New Orleans Public Library
|Administrations of the Mayors of New Orleans|
Gerard Stith (1821-1880)
Gerard Stith was elected the fifteenth Mayor of New Orleans on June 7, 1858, being the candidate of the American or “Know Nothing” party. He served until June 18, 1860. He had been a member of the Council under Mayor Crossman and at that time was considered a staunch Whig; now he was a good American or “Know Nothing” as the party was called. Stith, it appears, was very much disliked and this prejudice lasted for many years up to the stirring days of the war between the States.|
Stith was born in Fairfax County, Virginia in 1821, the fourth son of Griffin Stith and Mary Dent Alexander. His family was prominent in the affairs of Virginia. One of his paternal ancestors in direct line, was President Stith, head of William and Mary’s College from 1752-1755, who was known as the “Historian of Virginia.” Gerard left his home at an early age and resided in Washington City where he began his career as a printer. His first work in that capacity was done in the printing house of Gideon. Subsequently he was engaged at the office of the Globe Newspaper, then conducted by Rives and Blair. He married Miss Clara Morsell, daughter of Judge Morsell of that city.
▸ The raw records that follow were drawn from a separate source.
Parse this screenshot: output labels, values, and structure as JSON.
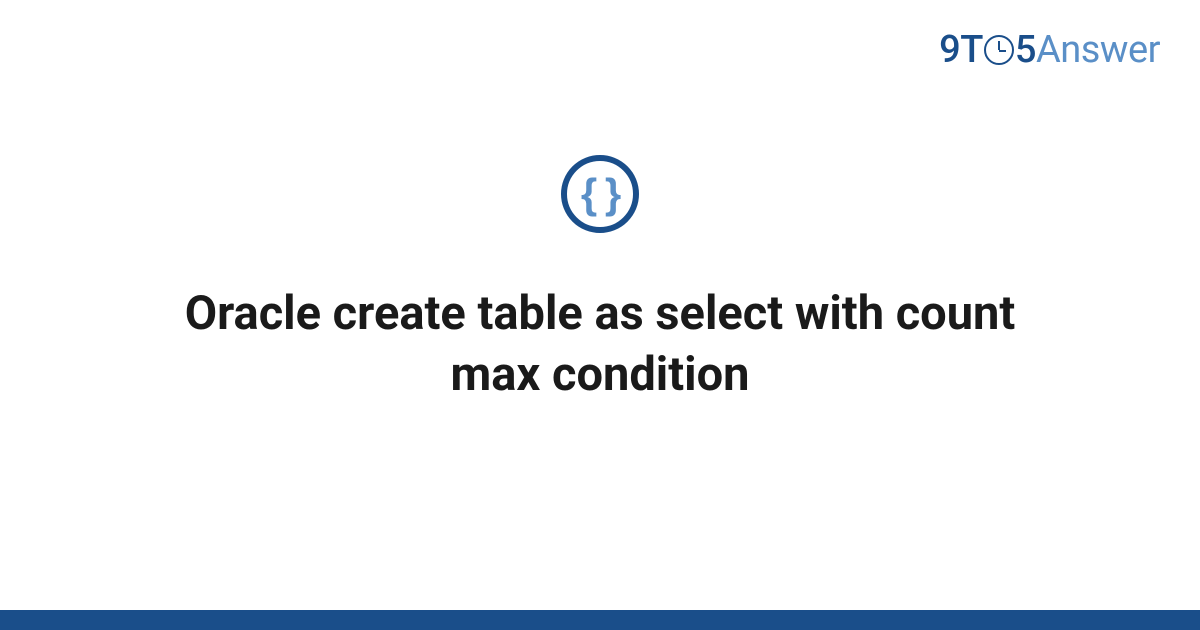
{
  "logo": {
    "part1": "9T",
    "part2": "5",
    "part3": "Answer"
  },
  "category_icon": {
    "glyph": "{ }",
    "name": "code-braces"
  },
  "title": "Oracle create table as select with count max condition",
  "colors": {
    "primary": "#1a4e8a",
    "secondary": "#5a8fc7"
  }
}
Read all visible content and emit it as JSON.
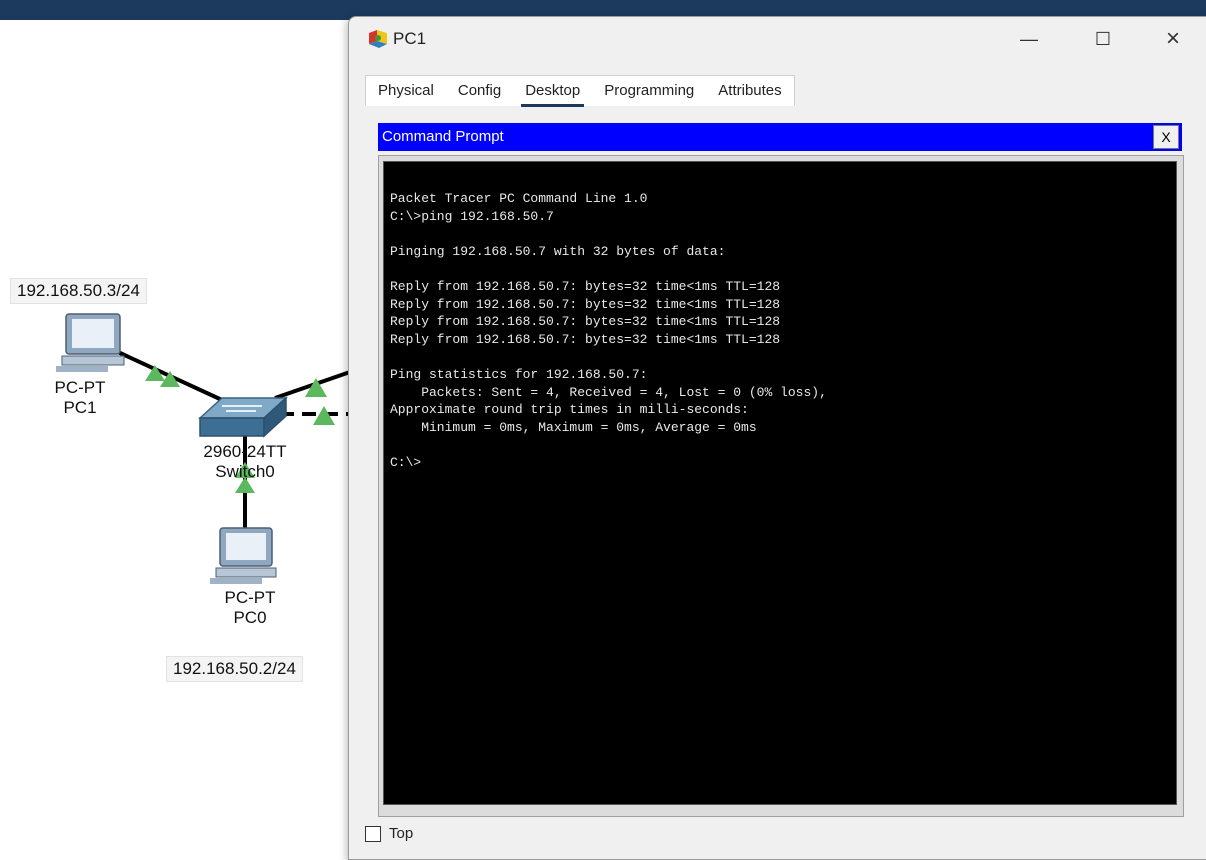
{
  "workspace": {
    "pc1": {
      "ip": "192.168.50.3/24",
      "model": "PC-PT",
      "name": "PC1"
    },
    "switch": {
      "model": "2960-24TT",
      "name": "Switch0"
    },
    "pc0": {
      "ip": "192.168.50.2/24",
      "model": "PC-PT",
      "name": "PC0"
    }
  },
  "window": {
    "title": "PC1",
    "tabs": [
      {
        "label": "Physical"
      },
      {
        "label": "Config"
      },
      {
        "label": "Desktop"
      },
      {
        "label": "Programming"
      },
      {
        "label": "Attributes"
      }
    ],
    "active_tab": "Desktop",
    "close_glyph": "×",
    "maximize_glyph": "☐",
    "minimize_glyph": "—",
    "top_checkbox_label": "Top"
  },
  "command_prompt": {
    "title": "Command Prompt",
    "close_glyph": "X",
    "lines": [
      "Packet Tracer PC Command Line 1.0",
      "C:\\>ping 192.168.50.7",
      "",
      "Pinging 192.168.50.7 with 32 bytes of data:",
      "",
      "Reply from 192.168.50.7: bytes=32 time<1ms TTL=128",
      "Reply from 192.168.50.7: bytes=32 time<1ms TTL=128",
      "Reply from 192.168.50.7: bytes=32 time<1ms TTL=128",
      "Reply from 192.168.50.7: bytes=32 time<1ms TTL=128",
      "",
      "Ping statistics for 192.168.50.7:",
      "    Packets: Sent = 4, Received = 4, Lost = 0 (0% loss),",
      "Approximate round trip times in milli-seconds:",
      "    Minimum = 0ms, Maximum = 0ms, Average = 0ms",
      "",
      "C:\\>"
    ]
  },
  "colors": {
    "cmd_header": "#0000ff",
    "terminal_bg": "#000000",
    "link_up": "#5cb85c",
    "topbar": "#1b3a5e"
  }
}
He first came to New Orleans in 1845 and was employed in the office of the old Bulletin. His connection with the Picayune began in the fall of 1845 and he was, in fact, if not in name, the real editor of that paper. The Picayune made its first appearance on January 25, 1837. He was also the first president of the New Orleans Typographical Union.
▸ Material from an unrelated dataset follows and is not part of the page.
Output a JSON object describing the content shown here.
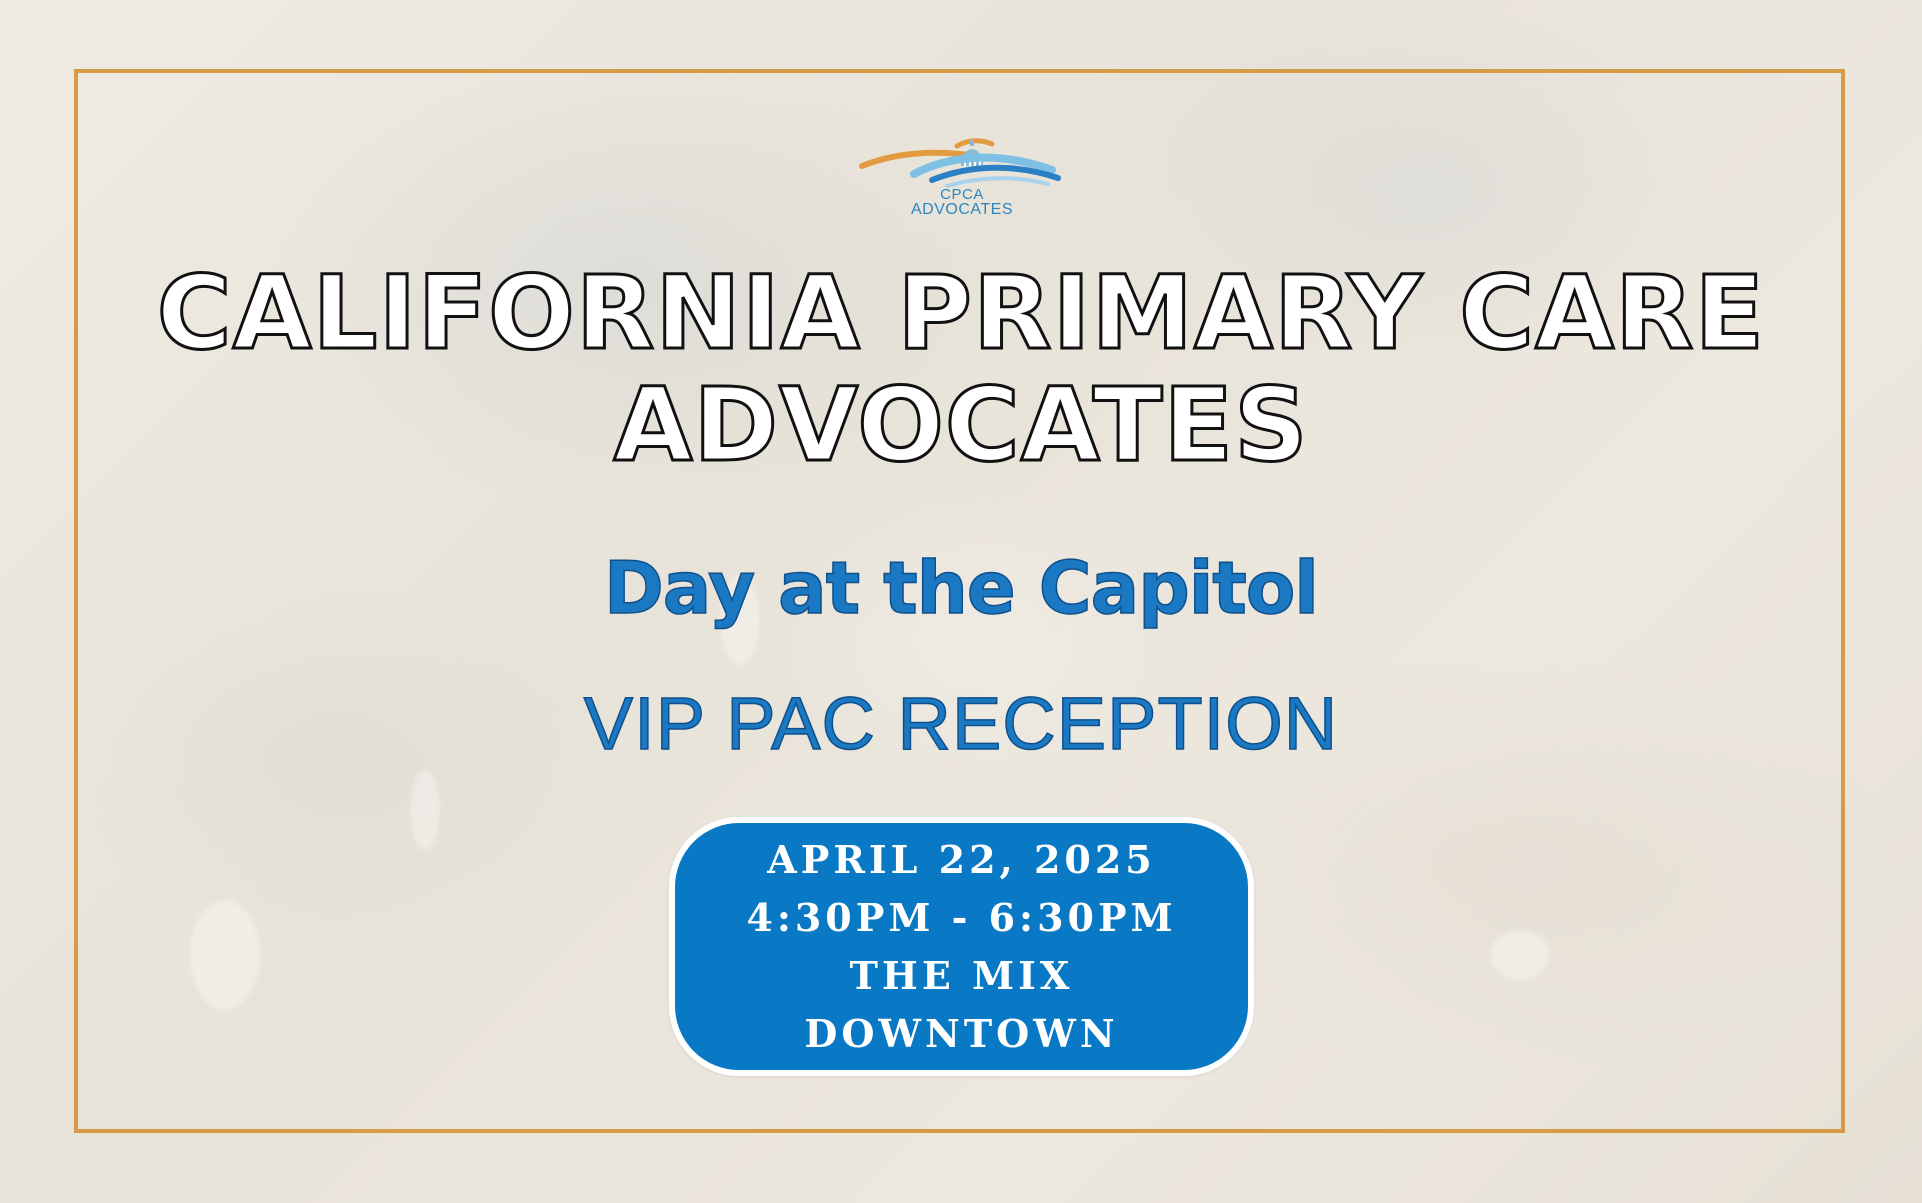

Stith’s administration was featured by several items of importance. No Mayor before him ever had, as he had, a definite policy with regard to public improvements. The need for proper enforcement of sanitary measures prompted him to advocate extension of granite block paving, improved street drainage and the reclamation of the swamps between the city and the lake.
At first he did not have the co-operation of the public in these projects, but his persistence and the assistance furnished by the press, eventually led to a complete change of public opinion with the result that at the end of his administration there were great improvements in the conditions of the streets which up to that time were considered the worst not only in this city, but perhaps of all cities in the United States. The cost of paving of the intersecting streets and those of Canal and Esplanade, was estimated to have been $100,000, an extravagant figure for those times. The Mayor introduced a system of flushing the gutters with water from the river, pumped for this purpose by a plant established on the levee facing the city. A new Normal School was opened in 1858. The Boys’ House of Refuge where trades were taught, was restored. John L. Lewis had been the first Mayor to recognize the importance of these boys having a chance to learn a trade which would enable them to make their way in the world.
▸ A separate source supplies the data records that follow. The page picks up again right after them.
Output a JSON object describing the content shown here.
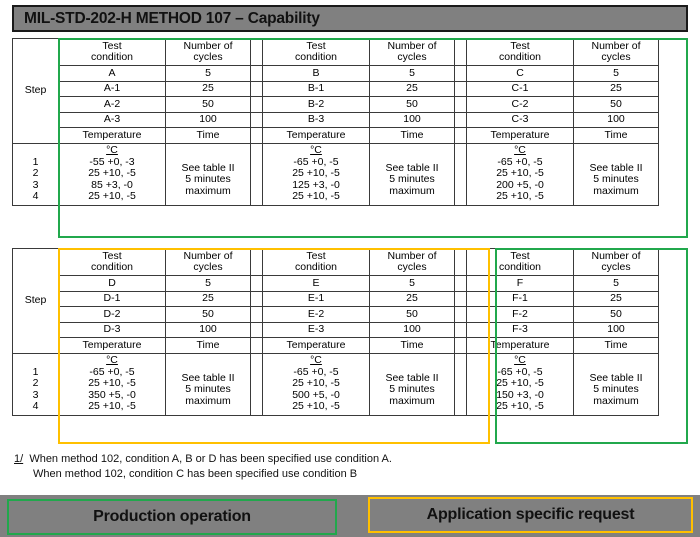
{
  "header": {
    "title": "MIL-STD-202-H METHOD 107 – Capability"
  },
  "labels": {
    "step": "Step",
    "test_condition_l1": "Test",
    "test_condition_l2": "condition",
    "number_of_cycles_l1": "Number of",
    "number_of_cycles_l2": "cycles",
    "temperature": "Temperature",
    "time": "Time",
    "degrees_c": "°C"
  },
  "colors": {
    "production_green": "#21a84c",
    "application_orange": "#ffc000",
    "title_bar_gray": "#808080",
    "grid_line": "#3a3a3a"
  },
  "tables": [
    {
      "id": "table-1",
      "steps": [
        "1",
        "2",
        "3",
        "4"
      ],
      "sections": [
        {
          "id": "section-a",
          "highlight": "green",
          "conditions": [
            "A",
            "A-1",
            "A-2",
            "A-3"
          ],
          "cycles": [
            "5",
            "25",
            "50",
            "100"
          ],
          "temperatures": [
            "-55 +0, -3",
            "25 +10, -5",
            "85 +3, -0",
            "25 +10, -5"
          ],
          "times": [
            "See table II",
            "5 minutes",
            "maximum"
          ]
        },
        {
          "id": "section-b",
          "highlight": "green",
          "conditions": [
            "B",
            "B-1",
            "B-2",
            "B-3"
          ],
          "cycles": [
            "5",
            "25",
            "50",
            "100"
          ],
          "temperatures": [
            "-65 +0, -5",
            "25 +10, -5",
            "125 +3, -0",
            "25 +10, -5"
          ],
          "times": [
            "See table II",
            "5 minutes",
            "maximum"
          ]
        },
        {
          "id": "section-c",
          "highlight": "green",
          "conditions": [
            "C",
            "C-1",
            "C-2",
            "C-3"
          ],
          "cycles": [
            "5",
            "25",
            "50",
            "100"
          ],
          "temperatures": [
            "-65 +0, -5",
            "25 +10, -5",
            "200 +5, -0",
            "25 +10, -5"
          ],
          "times": [
            "See table II",
            "5 minutes",
            "maximum"
          ]
        }
      ]
    },
    {
      "id": "table-2",
      "steps": [
        "1",
        "2",
        "3",
        "4"
      ],
      "sections": [
        {
          "id": "section-d",
          "highlight": "orange",
          "conditions": [
            "D",
            "D-1",
            "D-2",
            "D-3"
          ],
          "cycles": [
            "5",
            "25",
            "50",
            "100"
          ],
          "temperatures": [
            "-65 +0, -5",
            "25 +10, -5",
            "350 +5, -0",
            "25 +10, -5"
          ],
          "times": [
            "See table II",
            "5 minutes",
            "maximum"
          ]
        },
        {
          "id": "section-e",
          "highlight": "orange",
          "conditions": [
            "E",
            "E-1",
            "E-2",
            "E-3"
          ],
          "cycles": [
            "5",
            "25",
            "50",
            "100"
          ],
          "temperatures": [
            "-65 +0, -5",
            "25 +10, -5",
            "500 +5, -0",
            "25 +10, -5"
          ],
          "times": [
            "See table II",
            "5 minutes",
            "maximum"
          ]
        },
        {
          "id": "section-f",
          "highlight": "green",
          "conditions": [
            "F",
            "F-1",
            "F-2",
            "F-3"
          ],
          "cycles": [
            "5",
            "25",
            "50",
            "100"
          ],
          "temperatures": [
            "-65 +0, -5",
            "25 +10, -5",
            "150 +3, -0",
            "25 +10, -5"
          ],
          "times": [
            "See table II",
            "5 minutes",
            "maximum"
          ]
        }
      ]
    }
  ],
  "footnote": {
    "mark": "1/",
    "line1": "When method 102, condition A, B or D has been specified use condition A.",
    "line2": "When method 102, condition C has been specified use condition B"
  },
  "legend": {
    "production": "Production operation",
    "application": "Application specific request"
  }
}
During Stith’s administration, the remains of John Mc Donogh the millionaire, were taken from the tomb in the swamp cemetery in back of Algiers and brought to the city to be forwarded for reinterment at Baltimore. It is not known through what arrangements this was done, but it is presumed that it was agreed upon by the Baltimore and New Orleans Commissioners of the Mc Donogh Estate. So those who may visit his tomb and read its inscription, must remember that the body of this illustrious philanthropist is not there, having been removed on May 1, 1860.
Stith was a man of strong personality and great independence of mind. His popularity no doubt suffered through these traits, but they helped him in correcting a great number of abuses which were committed by the administration, so that in bidding him farewell in an editorial published the day he left office, the Picayune was able to say that his period of service was the beginning of a new epoch in city affairs. No man ever left office with as much assurance for future popularity. After leaving the post of Mayor, he became foreman for the “Delta” and later he returned to his post as foreman of the Picayune.
The failure of his health was sudden and unexpected. As a very ill man, he left his home at 83-85 Gasquet Street near Canal, to return to his old homestead at Wythville, Virginia, where he died. He was survived by his wife and one daughter, two children having died in infancy, and one manly son having succumbed to the yellow fever epidemic of 1878.